“Judge not, that ye be not judged” Mathew 7:1
Seems simple enough … yet feels impossible to not do. In my last blog “With Eyes Wide Open” I announced to the world that I am a healer, a SEER, working towards Prophecy. My youngest daughter looked at me with a grin on her face and said “well you just came in like a wreaking ball!” I love the realness in my children to tell things like they are, without the need to try and sugar coat everything.
In my 43 years, I have used a lot of sugar! If you told me something was “bad” or “negative” I would try my hardest to find the silver lining. I could take the most difficult of situations and tell myself that it’s not that bad .. everything will be ok. My ability to try to find the beauty in life and in people has served me well and I am grateful for this gift of sight that allows me to see beyond the shadows and focus on the light inside. However, sometimes one has to be ok with not being ok! There are times in life where you really have to allow yourself to just sit in the emotion and feel through the heartache, grief, trauma, and hurt. These experiences you are having are very real and if you try to sugar coat them and sweep it under the rug, eventually you will not be able to purchase a big enough rug, room or house to contain it. When that happens … just like my grand announcement to the world .. you will find the suppressed emotion “coming in like a wreaking ball!”
As humans, we are meant to “feel” and allow ourselves to truly experience life. Yet because we judge everything as “good” or “bad”, we try to hide everything that we consider to not portray us as our best to others. We are so fearful of letting others know that we are hurting, lost, pissed off, and truly just want to take a time out and desperately need another human to hold us without judgement while we ride through the intensity of emotion. Emotions are like the roll coaster of life with various ups, downs, twists and turns. Life is pretty mundane and zombie like if the roller coaster just moves steadily forward on an even track .. coasting … surviving … suffocating! Its time to get real and stop pretending that everything is ok .. that we are ok.
I have come to understand that judgement is everywhere and accept that it is a normal human emotion we all experience, no matter how positive we claim to be. Judgement provides us with an opportunity to examine our perspective and then in our new awareness, step further back and look again from a higher vantage point to see past the narrow mindedness of the situation we were in. I found myself in a very humbling experience right before Christmas that truly caused me to pause and look at the way I was judging others.
Walking into Tim Hortons with my youngest daughter, I notice the “homeless” man sitting near the entrance way holding up a cardboard sign humbly asking for spare change. I have always told my children to have compassion for others, and certainly had been convincing myself that I was a kind, caring, positive person .. but yet here I was being reminded of all the times I had seen another human in what I perceive as their suffering and had turned an eye, looking away – both unsure and unwilling to help. I was getting out the sugar and convincing myself that I can not give money because that would be feeding the addiction that “these people” must surely have. I would therefore “save them” by refusing to contribute and could just turn my head and pretend the “problem” didn’t exist. OUCH!

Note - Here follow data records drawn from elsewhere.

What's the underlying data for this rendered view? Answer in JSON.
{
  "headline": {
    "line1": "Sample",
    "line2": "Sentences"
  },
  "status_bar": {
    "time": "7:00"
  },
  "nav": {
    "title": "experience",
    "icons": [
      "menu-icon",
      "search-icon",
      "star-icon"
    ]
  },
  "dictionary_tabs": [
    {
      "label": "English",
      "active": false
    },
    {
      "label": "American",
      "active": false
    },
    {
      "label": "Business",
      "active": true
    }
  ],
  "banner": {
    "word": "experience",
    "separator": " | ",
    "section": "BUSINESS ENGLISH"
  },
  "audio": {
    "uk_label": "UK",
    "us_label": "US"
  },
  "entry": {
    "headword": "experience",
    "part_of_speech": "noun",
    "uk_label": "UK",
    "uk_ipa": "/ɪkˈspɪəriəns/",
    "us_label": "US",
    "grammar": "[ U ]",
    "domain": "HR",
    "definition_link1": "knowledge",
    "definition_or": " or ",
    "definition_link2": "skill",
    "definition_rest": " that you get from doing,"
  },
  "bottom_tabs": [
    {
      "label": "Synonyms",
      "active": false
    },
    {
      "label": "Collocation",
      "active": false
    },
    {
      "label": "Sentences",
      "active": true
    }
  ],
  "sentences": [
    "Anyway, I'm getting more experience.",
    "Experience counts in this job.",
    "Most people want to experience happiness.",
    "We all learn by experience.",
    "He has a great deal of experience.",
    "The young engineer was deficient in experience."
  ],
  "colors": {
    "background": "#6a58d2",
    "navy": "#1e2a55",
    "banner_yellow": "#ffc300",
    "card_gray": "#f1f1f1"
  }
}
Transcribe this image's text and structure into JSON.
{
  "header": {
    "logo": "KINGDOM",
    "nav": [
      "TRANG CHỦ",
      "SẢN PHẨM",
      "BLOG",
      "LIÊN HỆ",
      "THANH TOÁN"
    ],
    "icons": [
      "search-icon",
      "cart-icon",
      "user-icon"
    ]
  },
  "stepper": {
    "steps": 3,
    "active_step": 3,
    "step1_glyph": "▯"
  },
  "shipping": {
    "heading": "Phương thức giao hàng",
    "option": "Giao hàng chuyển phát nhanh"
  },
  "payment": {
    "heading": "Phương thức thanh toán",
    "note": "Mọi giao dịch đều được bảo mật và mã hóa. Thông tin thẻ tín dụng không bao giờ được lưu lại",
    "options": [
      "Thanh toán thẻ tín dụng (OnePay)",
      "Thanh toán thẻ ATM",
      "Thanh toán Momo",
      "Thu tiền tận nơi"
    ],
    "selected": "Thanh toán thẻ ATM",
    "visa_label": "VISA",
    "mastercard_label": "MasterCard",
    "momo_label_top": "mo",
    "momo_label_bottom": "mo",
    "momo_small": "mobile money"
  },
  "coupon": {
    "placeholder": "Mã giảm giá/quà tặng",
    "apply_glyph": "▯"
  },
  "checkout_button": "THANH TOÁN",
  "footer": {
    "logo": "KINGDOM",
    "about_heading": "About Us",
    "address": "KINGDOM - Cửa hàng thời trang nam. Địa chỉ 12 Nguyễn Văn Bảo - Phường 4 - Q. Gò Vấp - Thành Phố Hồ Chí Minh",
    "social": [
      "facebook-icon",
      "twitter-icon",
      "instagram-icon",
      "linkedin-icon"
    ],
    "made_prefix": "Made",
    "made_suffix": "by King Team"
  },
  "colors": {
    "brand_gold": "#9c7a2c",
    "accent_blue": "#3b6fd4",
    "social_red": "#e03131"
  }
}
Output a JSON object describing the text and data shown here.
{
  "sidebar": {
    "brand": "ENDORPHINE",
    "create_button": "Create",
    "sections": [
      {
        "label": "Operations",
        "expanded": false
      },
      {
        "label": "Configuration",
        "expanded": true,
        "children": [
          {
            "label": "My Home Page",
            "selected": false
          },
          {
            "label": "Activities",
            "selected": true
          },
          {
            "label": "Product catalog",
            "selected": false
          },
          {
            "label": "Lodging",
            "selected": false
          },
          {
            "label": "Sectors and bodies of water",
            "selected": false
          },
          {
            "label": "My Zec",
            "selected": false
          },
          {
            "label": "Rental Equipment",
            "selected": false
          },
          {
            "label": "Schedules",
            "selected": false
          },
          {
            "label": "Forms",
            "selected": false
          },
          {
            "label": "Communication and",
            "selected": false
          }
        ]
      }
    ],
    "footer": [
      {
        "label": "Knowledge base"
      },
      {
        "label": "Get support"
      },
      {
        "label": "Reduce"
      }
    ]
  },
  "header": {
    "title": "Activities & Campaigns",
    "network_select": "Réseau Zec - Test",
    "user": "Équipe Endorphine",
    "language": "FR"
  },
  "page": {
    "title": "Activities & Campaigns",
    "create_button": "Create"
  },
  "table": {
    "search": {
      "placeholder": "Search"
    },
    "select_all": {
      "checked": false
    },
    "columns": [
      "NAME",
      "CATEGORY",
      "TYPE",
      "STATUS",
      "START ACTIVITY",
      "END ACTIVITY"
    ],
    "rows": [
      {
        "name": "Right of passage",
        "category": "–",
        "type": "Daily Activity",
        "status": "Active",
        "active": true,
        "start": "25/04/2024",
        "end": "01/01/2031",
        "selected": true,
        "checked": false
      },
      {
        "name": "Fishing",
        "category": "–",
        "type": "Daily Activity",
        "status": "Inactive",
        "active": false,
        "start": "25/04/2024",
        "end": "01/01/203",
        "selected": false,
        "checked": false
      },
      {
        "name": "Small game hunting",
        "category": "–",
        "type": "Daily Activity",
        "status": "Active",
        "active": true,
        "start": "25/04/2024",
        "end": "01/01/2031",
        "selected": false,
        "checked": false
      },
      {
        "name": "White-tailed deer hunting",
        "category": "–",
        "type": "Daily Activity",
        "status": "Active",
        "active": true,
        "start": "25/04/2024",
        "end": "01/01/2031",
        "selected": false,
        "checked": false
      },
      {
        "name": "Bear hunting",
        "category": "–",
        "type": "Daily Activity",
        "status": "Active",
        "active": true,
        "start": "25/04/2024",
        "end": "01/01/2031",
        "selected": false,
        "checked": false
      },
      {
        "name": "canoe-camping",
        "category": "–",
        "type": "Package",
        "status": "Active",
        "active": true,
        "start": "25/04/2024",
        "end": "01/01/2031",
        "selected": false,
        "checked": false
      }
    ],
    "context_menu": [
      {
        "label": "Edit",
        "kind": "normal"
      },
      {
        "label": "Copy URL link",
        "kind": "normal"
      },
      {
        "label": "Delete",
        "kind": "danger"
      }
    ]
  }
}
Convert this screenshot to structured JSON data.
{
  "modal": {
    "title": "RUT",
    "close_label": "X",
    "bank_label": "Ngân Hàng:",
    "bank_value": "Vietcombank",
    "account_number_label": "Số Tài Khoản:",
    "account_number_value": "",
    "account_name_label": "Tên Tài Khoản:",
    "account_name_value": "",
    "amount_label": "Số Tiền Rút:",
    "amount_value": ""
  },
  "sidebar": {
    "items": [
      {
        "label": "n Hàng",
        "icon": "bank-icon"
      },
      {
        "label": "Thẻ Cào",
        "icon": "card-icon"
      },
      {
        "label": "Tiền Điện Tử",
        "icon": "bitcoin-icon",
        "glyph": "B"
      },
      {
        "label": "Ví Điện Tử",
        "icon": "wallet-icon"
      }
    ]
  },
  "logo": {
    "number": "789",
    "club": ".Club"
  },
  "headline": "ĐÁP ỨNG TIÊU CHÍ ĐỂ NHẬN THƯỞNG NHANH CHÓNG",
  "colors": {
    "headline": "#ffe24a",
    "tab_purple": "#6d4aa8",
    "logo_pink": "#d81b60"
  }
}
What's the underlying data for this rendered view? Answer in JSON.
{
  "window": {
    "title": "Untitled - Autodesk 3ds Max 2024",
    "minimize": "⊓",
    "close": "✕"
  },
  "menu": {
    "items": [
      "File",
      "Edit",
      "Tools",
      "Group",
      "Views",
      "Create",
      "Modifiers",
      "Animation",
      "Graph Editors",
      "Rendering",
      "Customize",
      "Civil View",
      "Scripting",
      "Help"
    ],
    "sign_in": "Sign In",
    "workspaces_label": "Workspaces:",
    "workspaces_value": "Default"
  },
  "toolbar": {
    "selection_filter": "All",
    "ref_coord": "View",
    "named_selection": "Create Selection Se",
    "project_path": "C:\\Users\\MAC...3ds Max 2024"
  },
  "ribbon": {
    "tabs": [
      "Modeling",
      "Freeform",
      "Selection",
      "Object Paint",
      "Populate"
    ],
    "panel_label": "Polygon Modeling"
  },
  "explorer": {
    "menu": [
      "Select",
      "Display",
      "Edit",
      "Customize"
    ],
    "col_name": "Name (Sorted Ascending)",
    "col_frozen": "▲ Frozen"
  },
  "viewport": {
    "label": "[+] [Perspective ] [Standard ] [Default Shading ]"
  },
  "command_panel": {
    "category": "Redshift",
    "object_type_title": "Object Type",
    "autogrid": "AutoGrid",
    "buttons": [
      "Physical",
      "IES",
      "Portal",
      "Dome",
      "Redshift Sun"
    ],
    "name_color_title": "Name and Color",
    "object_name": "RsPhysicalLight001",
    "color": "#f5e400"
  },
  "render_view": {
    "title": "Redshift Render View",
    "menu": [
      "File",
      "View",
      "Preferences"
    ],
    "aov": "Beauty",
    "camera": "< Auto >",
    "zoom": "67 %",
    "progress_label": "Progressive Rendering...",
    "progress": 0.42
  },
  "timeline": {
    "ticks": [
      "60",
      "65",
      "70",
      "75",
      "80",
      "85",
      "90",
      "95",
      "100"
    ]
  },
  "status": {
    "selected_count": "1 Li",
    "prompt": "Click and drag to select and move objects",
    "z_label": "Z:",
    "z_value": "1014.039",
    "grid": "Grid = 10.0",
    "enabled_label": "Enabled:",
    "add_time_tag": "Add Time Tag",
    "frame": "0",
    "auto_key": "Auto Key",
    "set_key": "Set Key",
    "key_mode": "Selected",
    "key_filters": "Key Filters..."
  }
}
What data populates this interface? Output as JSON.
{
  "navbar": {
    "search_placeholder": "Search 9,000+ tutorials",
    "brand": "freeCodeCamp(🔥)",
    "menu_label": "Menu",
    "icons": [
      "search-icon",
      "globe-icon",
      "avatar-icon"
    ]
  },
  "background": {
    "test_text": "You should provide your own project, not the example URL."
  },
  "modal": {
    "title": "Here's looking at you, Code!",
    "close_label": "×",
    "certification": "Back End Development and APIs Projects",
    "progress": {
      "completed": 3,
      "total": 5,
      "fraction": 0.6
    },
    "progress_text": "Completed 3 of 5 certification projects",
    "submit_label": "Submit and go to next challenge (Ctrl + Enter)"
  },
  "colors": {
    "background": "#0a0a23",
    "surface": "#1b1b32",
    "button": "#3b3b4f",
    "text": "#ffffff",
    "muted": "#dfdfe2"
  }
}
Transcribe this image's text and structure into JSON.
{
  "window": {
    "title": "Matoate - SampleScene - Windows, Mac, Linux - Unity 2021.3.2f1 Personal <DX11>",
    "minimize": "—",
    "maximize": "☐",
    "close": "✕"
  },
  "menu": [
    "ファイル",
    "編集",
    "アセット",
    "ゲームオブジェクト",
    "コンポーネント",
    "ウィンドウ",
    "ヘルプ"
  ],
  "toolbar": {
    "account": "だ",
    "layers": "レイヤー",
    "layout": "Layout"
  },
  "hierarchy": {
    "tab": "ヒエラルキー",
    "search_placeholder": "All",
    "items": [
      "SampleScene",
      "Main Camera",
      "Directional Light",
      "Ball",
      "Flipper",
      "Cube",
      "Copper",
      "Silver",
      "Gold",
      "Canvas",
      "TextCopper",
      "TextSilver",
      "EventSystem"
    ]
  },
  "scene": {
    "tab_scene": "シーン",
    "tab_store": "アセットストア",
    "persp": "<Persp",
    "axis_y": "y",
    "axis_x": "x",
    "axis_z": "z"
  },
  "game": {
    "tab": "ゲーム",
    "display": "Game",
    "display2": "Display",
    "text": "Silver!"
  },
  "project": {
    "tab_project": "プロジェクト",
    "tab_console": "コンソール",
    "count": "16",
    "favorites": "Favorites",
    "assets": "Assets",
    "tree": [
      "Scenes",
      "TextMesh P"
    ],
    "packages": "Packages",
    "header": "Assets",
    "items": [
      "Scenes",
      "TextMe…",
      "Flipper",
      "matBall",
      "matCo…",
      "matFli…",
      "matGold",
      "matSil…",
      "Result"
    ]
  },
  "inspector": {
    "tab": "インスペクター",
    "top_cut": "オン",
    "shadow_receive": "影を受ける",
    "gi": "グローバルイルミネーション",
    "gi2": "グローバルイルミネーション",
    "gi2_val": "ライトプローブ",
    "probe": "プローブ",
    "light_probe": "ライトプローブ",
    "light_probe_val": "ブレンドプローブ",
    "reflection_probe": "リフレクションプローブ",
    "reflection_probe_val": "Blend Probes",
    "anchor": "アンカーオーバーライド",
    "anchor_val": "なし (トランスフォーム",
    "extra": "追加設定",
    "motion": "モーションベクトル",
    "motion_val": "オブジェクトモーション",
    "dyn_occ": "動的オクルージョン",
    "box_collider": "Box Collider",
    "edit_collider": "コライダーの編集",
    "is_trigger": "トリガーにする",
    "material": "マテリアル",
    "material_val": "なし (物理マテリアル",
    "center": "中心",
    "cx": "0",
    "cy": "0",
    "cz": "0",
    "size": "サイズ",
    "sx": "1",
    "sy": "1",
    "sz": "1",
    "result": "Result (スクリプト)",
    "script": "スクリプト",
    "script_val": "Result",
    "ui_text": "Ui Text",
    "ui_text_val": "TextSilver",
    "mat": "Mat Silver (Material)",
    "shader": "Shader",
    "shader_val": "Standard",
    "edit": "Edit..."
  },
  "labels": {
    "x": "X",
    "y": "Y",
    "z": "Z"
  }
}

With this awareness, I started to listen to my higher self and was going through the internal dialogue of .. well maybe I could bring this man a meal, that way I was helping but yet not feeding his “addiction”. Thank goodness my higher power can break through my narrow mindedness, and all I could hear as I scanned the menu in front of me was “How do you know that he is hungry? How do you know what he likes to eat? Why would you bring him a meal to eat in the cold instead of providing a gift of warmth? Why would you treat this man as less deserving then yourself! OUCH! I was the ultimate judger .. and as a pulled out a $20 bill I knew that I had to gift this man on my way out and let him choose how he was going to spend the money because its his life and his choice. I handed the money over to the gentleman explaining that I was going to buy him a meal but decided that he may wish to get out of the rain, warm up and purchase his own. He looked at me, thanking me for my kindness and as he grabbed his bag stated that he was now able to go across the street to the laundry mat and wash his clothes as everything he owned was soaked. I was completely humbled in this moment and in my new awareness, thankful that this man had gifted me with greater understanding, compassion and respect for others. Truly he has given me a far greater gift than that $20 bill I had handed out.
Life is like that, teaching us constantly to look past our narrow mindedness and examine things from another’s perspective. Not to beat ourselves up, but just to constantly learn, grow, open our eyes and begin to awaken.